The Packers and Bengals missed five potential game-winning field goals in the fourth quarter and overtime before Mason Crosby's game-winner.
In a wild finish that will go down as one of the wackiest in recent NFL memory, Sunday's Packers-Bengals overtime thriller will be remembered more for the misses than for the game-ending make.
Until his 49-yard field goal with 1:58 left in overtime to give Green Bay a 25-22 win, Packers kicker Mason Crosby had an afternoon to forget in Cincinnati, and it wasn't much better for Bengals kicker Evan McPherson.
Crosby came into the game on a streak of 27 straight field goals made, having missed only two field goals in the last two seasons combined. In just four minutes in the fourth quarter and overtime on Sunday, he missed three.

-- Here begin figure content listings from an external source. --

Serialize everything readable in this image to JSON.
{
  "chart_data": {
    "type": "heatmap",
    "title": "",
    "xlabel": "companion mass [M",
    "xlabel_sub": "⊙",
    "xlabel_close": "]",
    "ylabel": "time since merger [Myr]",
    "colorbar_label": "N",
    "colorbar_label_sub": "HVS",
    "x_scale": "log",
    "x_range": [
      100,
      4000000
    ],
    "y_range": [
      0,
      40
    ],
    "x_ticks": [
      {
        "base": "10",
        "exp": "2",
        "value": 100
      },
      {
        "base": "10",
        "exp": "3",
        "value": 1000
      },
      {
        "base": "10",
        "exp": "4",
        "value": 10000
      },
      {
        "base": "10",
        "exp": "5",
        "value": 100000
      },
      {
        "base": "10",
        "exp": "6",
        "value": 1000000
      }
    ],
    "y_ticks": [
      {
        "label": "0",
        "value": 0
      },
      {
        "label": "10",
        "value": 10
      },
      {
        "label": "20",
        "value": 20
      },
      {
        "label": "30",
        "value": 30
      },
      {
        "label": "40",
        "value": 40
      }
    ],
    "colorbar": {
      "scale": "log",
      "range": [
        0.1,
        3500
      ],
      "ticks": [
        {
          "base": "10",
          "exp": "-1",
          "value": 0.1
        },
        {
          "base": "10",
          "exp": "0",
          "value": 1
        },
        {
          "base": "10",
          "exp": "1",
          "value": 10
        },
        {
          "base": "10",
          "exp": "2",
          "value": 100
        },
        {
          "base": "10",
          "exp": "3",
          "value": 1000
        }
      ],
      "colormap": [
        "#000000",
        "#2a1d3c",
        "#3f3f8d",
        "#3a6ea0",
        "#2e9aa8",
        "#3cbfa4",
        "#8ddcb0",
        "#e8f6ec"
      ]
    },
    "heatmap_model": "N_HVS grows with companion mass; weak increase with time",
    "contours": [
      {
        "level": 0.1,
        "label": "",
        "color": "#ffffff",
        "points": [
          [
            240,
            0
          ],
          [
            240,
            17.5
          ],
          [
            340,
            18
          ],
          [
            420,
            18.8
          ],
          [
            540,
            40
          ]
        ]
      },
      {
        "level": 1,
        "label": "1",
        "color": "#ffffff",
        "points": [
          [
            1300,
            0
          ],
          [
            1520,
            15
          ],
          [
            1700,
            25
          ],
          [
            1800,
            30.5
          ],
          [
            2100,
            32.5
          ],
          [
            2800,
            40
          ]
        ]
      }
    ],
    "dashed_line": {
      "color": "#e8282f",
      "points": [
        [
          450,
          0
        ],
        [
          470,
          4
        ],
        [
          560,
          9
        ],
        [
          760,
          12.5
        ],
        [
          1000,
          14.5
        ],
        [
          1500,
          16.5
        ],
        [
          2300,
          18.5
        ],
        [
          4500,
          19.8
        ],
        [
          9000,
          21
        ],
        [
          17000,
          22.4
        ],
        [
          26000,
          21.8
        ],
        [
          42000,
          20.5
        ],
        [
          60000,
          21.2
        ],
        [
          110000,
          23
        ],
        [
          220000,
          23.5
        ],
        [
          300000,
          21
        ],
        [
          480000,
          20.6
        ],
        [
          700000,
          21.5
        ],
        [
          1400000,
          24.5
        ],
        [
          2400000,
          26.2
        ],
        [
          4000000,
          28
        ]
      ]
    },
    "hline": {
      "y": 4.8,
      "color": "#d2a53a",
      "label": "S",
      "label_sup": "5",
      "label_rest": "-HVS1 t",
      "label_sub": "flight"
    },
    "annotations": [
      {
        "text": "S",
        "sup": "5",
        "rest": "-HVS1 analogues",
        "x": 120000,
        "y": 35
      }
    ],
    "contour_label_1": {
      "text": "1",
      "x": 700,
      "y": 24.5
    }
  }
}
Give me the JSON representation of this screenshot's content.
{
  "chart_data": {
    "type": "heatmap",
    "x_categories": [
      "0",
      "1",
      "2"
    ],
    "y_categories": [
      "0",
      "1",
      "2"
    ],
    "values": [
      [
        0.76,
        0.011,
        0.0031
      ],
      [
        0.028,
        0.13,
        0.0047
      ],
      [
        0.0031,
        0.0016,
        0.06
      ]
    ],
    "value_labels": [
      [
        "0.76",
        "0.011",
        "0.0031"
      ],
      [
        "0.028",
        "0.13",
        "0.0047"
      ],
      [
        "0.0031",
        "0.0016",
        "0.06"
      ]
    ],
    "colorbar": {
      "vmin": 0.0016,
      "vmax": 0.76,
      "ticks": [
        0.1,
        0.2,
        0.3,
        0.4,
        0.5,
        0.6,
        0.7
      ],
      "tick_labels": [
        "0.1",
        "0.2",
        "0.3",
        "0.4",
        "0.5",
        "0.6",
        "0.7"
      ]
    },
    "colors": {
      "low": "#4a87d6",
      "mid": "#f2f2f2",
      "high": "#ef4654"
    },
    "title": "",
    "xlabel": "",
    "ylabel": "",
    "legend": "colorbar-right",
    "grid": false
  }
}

Starting with 2:12 left in the game with the score tied at 22, Crosby hooked his 36-yard field goal wide left of the post to begin the shootout of misses. After a nine-play, 35-yard drive to just get the Bengals into field-goal range, McPherson could only laugh when his 57-yard effort hit the upright with 26 seconds left.
In typical Aaron Rodgers fashion, the reigning NFL MVP hit Davante Adams for 20 of his 206 receiving yards and spiked the ball at the Cincinnati 33-yard line with four seconds left to give the Packers another chance at a game-winner. But once again, Crosby stepped up and sent his field goal attempt wide left as time expired.
As if the Bengals were testing to see how far their luck could go, quarterback Joe Burrow threw an interception on the first play of overtime that set the Packers up at the Cincinnati 17. After waiting out the Bengals' attempt to freeze him, Crosby uncannily missed left once again—the fourth field goal miss in four minutes of crunch time.
The miss gave the Bengals another chance to drive down the field to the Green Bay 32, setting up McPherson for his second shot at a game-winner. Naturally, in a game that was almost a caricature of itself, McPherson's attempt hit the flag at the top of the upright as it missed just left.
With just over four minutes left in overtime, Rodgers drove the Packers from the Green Bay 39 to the Cincinnati 32, where Crosby stepped up and—at last—knocked down the winning kick from 49 yards to send the Packers sideline into a relieved frenzy.